«Faccio musica grande, grassa e orribile, proprio come me, e ne sono contento… Onestamente, non me ne frega un cazzo di tutto il resto. Non diventerò mai popolare, a meno che non perda un sacco di chili, e questo dovrebbe bastarti per capire in che stato si trova la musica contemporanea. L’anno scorso Bruce Pavitt mandò un mio video a MTV affinché lo trasmettesse. Risposero che non potevano mandarlo in onda perché sono troppo lardoso. Ma ci puoi credere? Non che morissi dalla voglia di vedere il mio brutto muso in televisione, ma la cosa mi fa crepare dal ridere ancora adesso»
Bastano poche parole a Tad Doyle per fare una fotografia esatta del suo tempo musicale. Una generazione, quella che si è scatenata fra metà degli anni 80 e fine anni 90, che ha vissuto il paradigma intrinseco di vivere la propria dimensione artistica come un binomio mai del tutto sovrapponibile.

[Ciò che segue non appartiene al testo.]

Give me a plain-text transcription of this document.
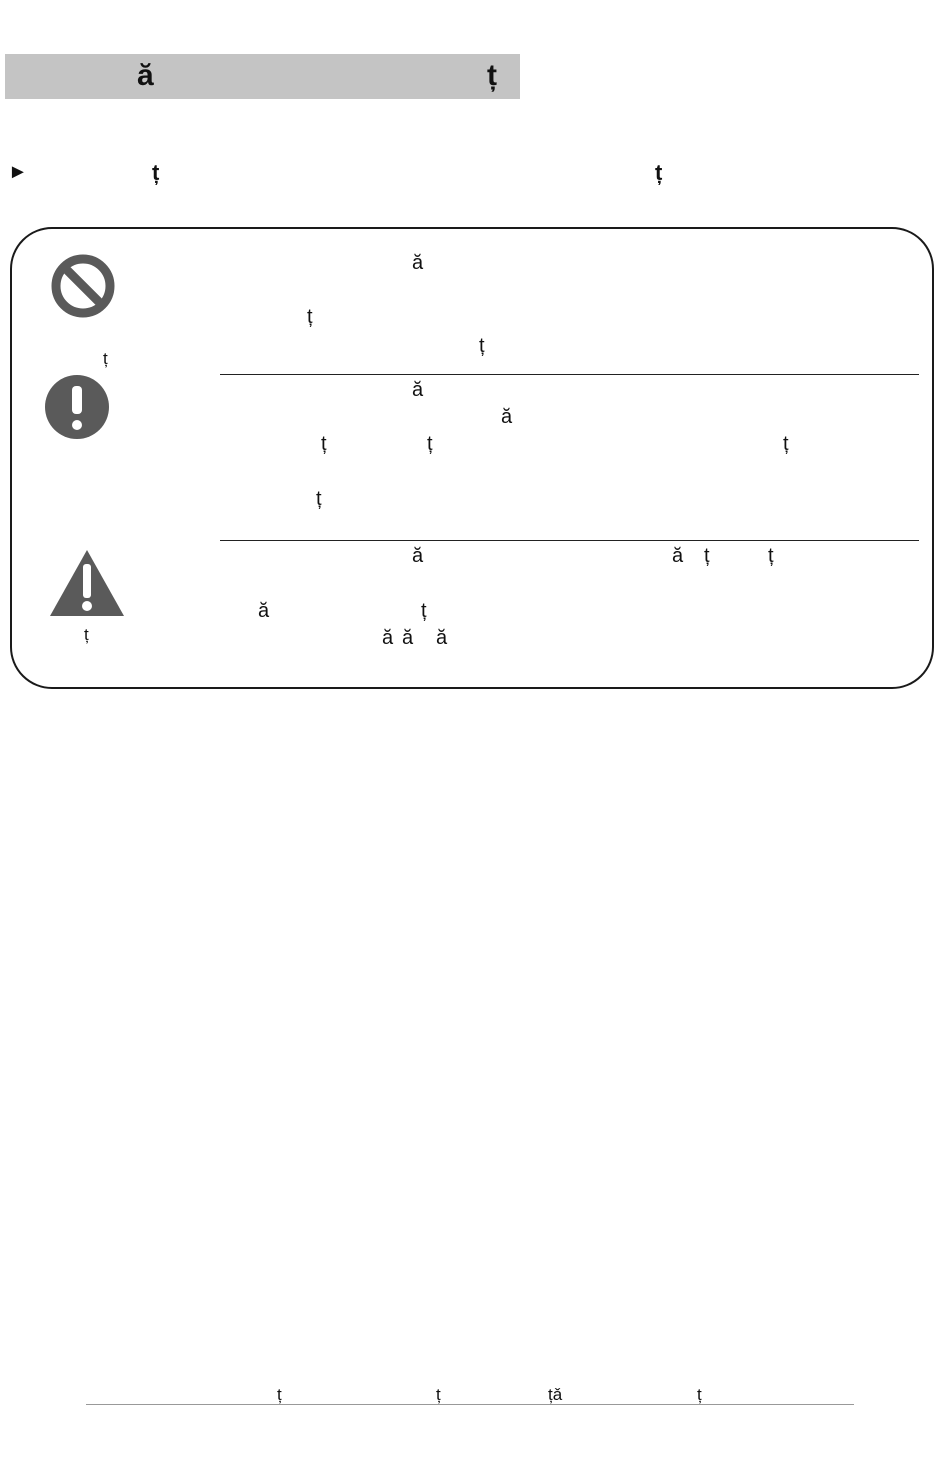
ă	ț
►	ț	ț
ț
ă
ț
ț
ă
ă
ț	ț	ț
ț
ț
ă	ă ț	ț
ă	ț
ă ă ă
ț	ț	țǎ	ț
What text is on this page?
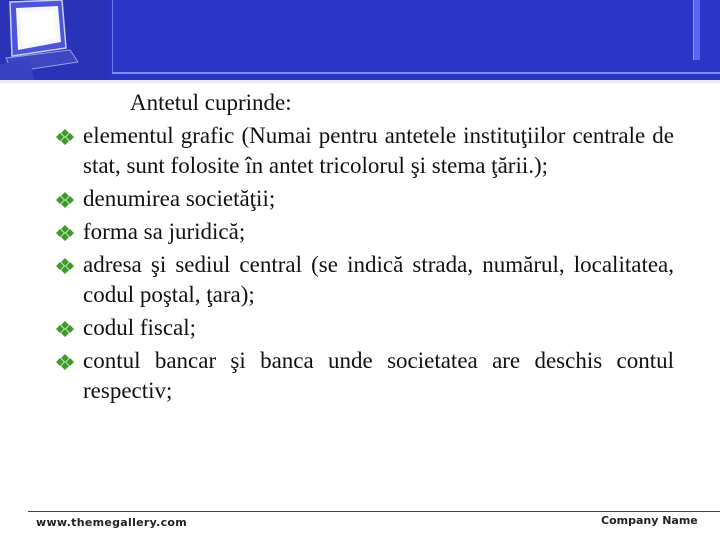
Antetul cuprinde:
elementul grafic (Numai pentru antetele instituţiilor centrale de stat, sunt folosite în antet tricolorul şi stema ţării.);
denumirea societăţii;
forma sa juridică;
adresa şi sediul central (se indică strada, numărul, localitatea, codul poştal, ţara);
codul fiscal;
contul bancar şi banca unde societatea are deschis contul respectiv;
www.themegallery.com	Company Name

La musica e l’arte, sembravano aprirsi a scenari incredibili e soprattutto imprevedibili, il concetto stesso di bellezza artistica era intrappolato tra la sua versione di “massa” quindi vendita commerciale, fama ed eco mediatico e quella invece “intima” dove prevale parlare delle proprie emozioni in pezzi musicali tanto da trasformarli in estetismi degni del ritratto di Dorian Gray.
Il collasso, che circolava in tutti i peggiori bar dell’America del Nord, è arrivato con l’uscita di Nevermind. Non si parla mai abbastanza di questo disco, anche se questo non è lo spazio adatto, ci basti ricordare che non è successo proprio spesso che un disco scritto e partorito per non uscire dai confini di uno stato, poi abbia conquistato il mondo incarnando una generazione.
Tutti i grandi nomi della cultura sub urbana che animava Seattle hanno partecipato alla buona riuscita di questo colosso, come se tutto il fragore di quel movimento avrebbe dovuto inevitabilmente portare a Nevermind.
Eppure, come ogni messaggio veicolato dalle masse, il successo distorse la vettorialità artistica di un mondo che si trovava per la prima volta a confrontarsi contemporaneamente in due facce del pianeta quali America ed Europa, soprattutto.
Nevermind ed Mtv hanno viaggiato a braccetto, coadiuvando due facce opposte della stessa medaglia.
E allora? Finisce così?
Per fare di tutta l’erba un fascio, il grunge è uno spazio minuscolo dove non possono essere messi tutti i gruppi che hanno segnato comunque più di un decennio.
Questo articolo serve solo a questo, a mettere in luce due gruppi che, probabilmente, non troverete in nessun annale di Mtv o di qualche altro programma o palinsesto artistico dell’epoca: parliamo dei Tad e dei Love Battery.
Attivi, contemporaneamente ai noti Soundgarden, Alice in Chains e Pearl Jam, queste due formazioni non sono mai riuscite a trasformare i loro pezzi “vermi” in “farfalle” vere e proprie e per questo, anche se non hanno mai raggiunto il successo mediatico, hanno mantenuto una purezza che non troverete in nessun negozio di magliette griffate o nelle doctor Martens comprate ad Hoc.
Non staremo qui, ad elencarvi nomi, date e biografie, visto che internet provvede alla grande a sopperire a queste indagini superficiali, noi vi diamo due dischi da ascoltare liberamente, nella vostra dimensione personale per apprezzarli o disprezzarli senza influenze esterne.
Il primo è inevitabilmente “8-way Santa” dei Tad, tripudio degno di un paesaggio post apocalittico alla realtà masticata e rigurgitata dallo stesso Doyle che oltre a chitarrista, voce e mente della band era un degno macellaio di 136Kg di portata.
La sua capacità di creare melodie completamente distaccate dalla ritmica del pezzo a volte è allucinante per non parlare di come alcuni fra questi classici suonino incredibilmente delicati su di uno sfondo fatto di granito.
L’altro è “Daygloo” dei Love Battery. Ogni periodo musicale che si rispetti ha un gruppo “psichedelico” fra le sue fila; nel nostro caso questo ruolo è incarnato perfettamente dai Love Battery. La band di Ron Nine è un miscuglio di Sisters of Mercy e Jefferson Airplane per farla facile. L’atmosfera che si respira in questo disco probabilmente ce l’avrete già stampata in testa perché anche se non lo avete mai ascoltato, lo avrete sicuramente immaginato.
Anche se solo di un piccolo spicchio, buona scoperta.